Wednesday, 15 September 2010

Day 258, on which John salivates over Helvetica (part 50 billion) [15.9.10]

Dag to hunrede otteoghalvtreds. Yeesh, today was tiring. After two days of school trips (the only two I'll have this year, no doubt) it sure sucked to be back into normal school lessons. Ah well. Now I just have to go through that entire day over and over again until the end of term. Which, annoyingly enough, my school has decided will be on the 22nd December. Seriously?!

Woot, here's a brief Helvetica interlude to my slow trawling through Dieter Rams' design principles. As you know, Helvetica is the best font ever ever ever full stop the end. No doubt. No exceptions. It's near-perfect (true perfection is impossible), and yet created over 50 years ago. By the Dutch type foundry Haas.

So, due to me experimenting with Adobe Illustrator, I ended up putting a Dieter Rams quote in Helvetica and making it look all neat. Sweet. I'd have done a Jacobsen quote, complete with the Egg chair in the background, but all of Jacobsen's quotes are rubbish. The best I found was 'people buy chairs, and they do not really care who designs them'. The phrasing is all off, and the actual point of the quote kinda defeats the point of Jacobsen completely. Ah well.

A4 size, too. Go print it out, you know you want to. The background of the words is from a photo of one of Rams' few chairs.

Rams' 10 principles of 'good design' cont'd

7. Good design is longlasting

This seventh principle is a bit of a moot point. It simply means, if you think about it in a functional way, that the product should physically last as long as possible. ie. the materials don't rot or degrade. It stays how it is for as long as possible. But what's the timecap on that? Considering the oldest furniture we can still use in everyday life is from the early 20th century, I'd conclude for it to be about 100 years. One century. One century for the original copies of your design to float around houses and auctions and shops until they become too antique to sit on. That's it.

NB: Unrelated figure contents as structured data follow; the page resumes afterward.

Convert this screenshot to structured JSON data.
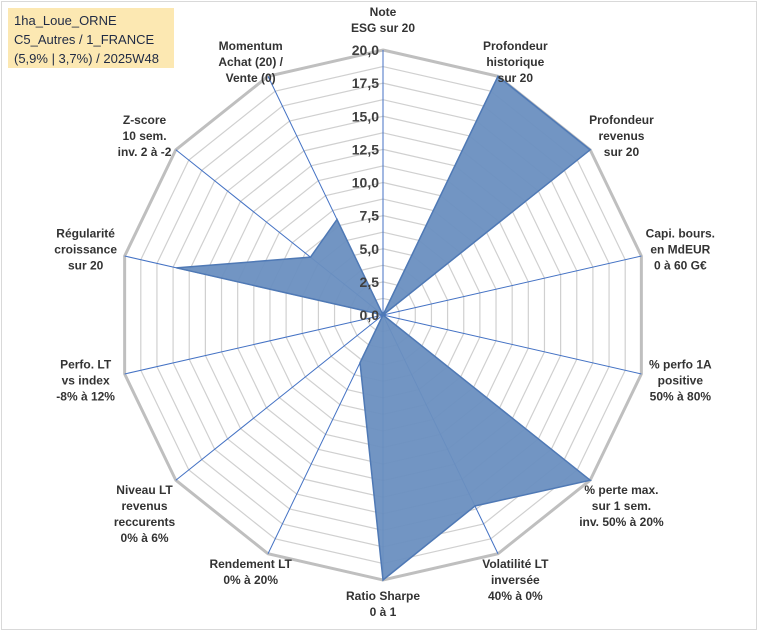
{
  "info": {
    "line1": "1ha_Loue_ORNE",
    "line2": "C5_Autres / 1_FRANCE",
    "line3": "(5,9% | 3,7%) / 2025W48"
  },
  "chart_data": {
    "type": "radar",
    "title": "",
    "range": [
      0,
      20
    ],
    "ticks": [
      "0,0",
      "2,5",
      "5,0",
      "7,5",
      "10,0",
      "12,5",
      "15,0",
      "17,5",
      "20,0"
    ],
    "tick_values": [
      0,
      2.5,
      5,
      7.5,
      10,
      12.5,
      15,
      17.5,
      20
    ],
    "grid": true,
    "fill_color": "#6a8fc0",
    "stroke_color": "#4f79b5",
    "grid_color": "#d0d0d0",
    "outer_color": "#bfbfbf",
    "spoke_color": "#4472c4",
    "axes": [
      {
        "lines": [
          "Note",
          "ESG sur 20"
        ],
        "value": 0
      },
      {
        "lines": [
          "Profondeur",
          "historique",
          "sur 20"
        ],
        "value": 20
      },
      {
        "lines": [
          "Profondeur",
          "revenus",
          "sur 20"
        ],
        "value": 20
      },
      {
        "lines": [
          "Capi. bours.",
          "en MdEUR",
          "0 à 60 G€"
        ],
        "value": 0
      },
      {
        "lines": [
          "% perfo 1A",
          "positive",
          "50% à 80%"
        ],
        "value": 0
      },
      {
        "lines": [
          "% perte max.",
          "sur 1 sem.",
          "inv. 50% à 20%"
        ],
        "value": 20
      },
      {
        "lines": [
          "Volatilité LT",
          "inversée",
          "40% à 0%"
        ],
        "value": 16
      },
      {
        "lines": [
          "Ratio Sharpe",
          "0 à 1"
        ],
        "value": 20
      },
      {
        "lines": [
          "Rendement LT",
          "0% à 20%"
        ],
        "value": 4
      },
      {
        "lines": [
          "Niveau LT",
          "revenus",
          "reccurents",
          "0% à 6%"
        ],
        "value": 0
      },
      {
        "lines": [
          "Perfo. LT",
          "vs index",
          "-8% à 12%"
        ],
        "value": 0
      },
      {
        "lines": [
          "Régularité",
          "croissance",
          "sur 20"
        ],
        "value": 16
      },
      {
        "lines": [
          "Z-score",
          "10 sem.",
          "inv. 2 à -2"
        ],
        "value": 7
      },
      {
        "lines": [
          "Momentum",
          "Achat (20) /",
          "Vente (0)"
        ],
        "value": 8
      }
    ]
  }
}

But what's the timecap if you're making copies of your chairs? If they're to be produced again and again? Well, that doesn't mean the design will last much longer at all. Still, the cap is 100 years. Mainly because after 100 years, your design will be so out-of-date that no one will want it any more. It won't be in style. Well, why would you fund the production of 1000 copies of a chair first made in 1910? It's too old. You could probably get a chair produced off-and-on for 70 years, tops. That's based on how long Eames and Jacobsen furniture will keep being made, or how long I predict.

That may mean that, adding the two timescales together, your design could last until it stops being made (70 years on), then on until it stops being safe to sit on (100 years). Sadly, that's not true. The cap is still 100 years. No matter whether your design is in good condition, it'll be old fashioned by then. Only the museums will want it. If it's not being used in everyday life, the design is useless. And yes, I wrote useless in italics. Because I mean it. Having your design in a museum is bloody pointless! No interaction whatsoever!

But what about the sentiments and details of the design? The stylings? The production techniques? Well, they could go on forever. Even now, in the 21st century, we're seeing a plethora of designs based on details from Edwardian architecture, or Victorian furniture. They don't bring nostalgia; they're too old for that. They bring a sense of formality, and intricacy. Saying 'this product is posh, it's proper. We respect our past. Don't forget it'. Perhaps 200 years in the future, we'll see Jacobsen's curves of the Egg and the Swan and the metalwork on the legs of the Eames' DSR chair appear in furniture? Or virtual furniture, perhaps?

No matter what the future brings, it's definite that whole designs don't last long. They fade, and lots of details are lost forever, but they all help fashion develop and evolve. No matter how quickly the materials rot, the designs themselves are building blocks for the next generation.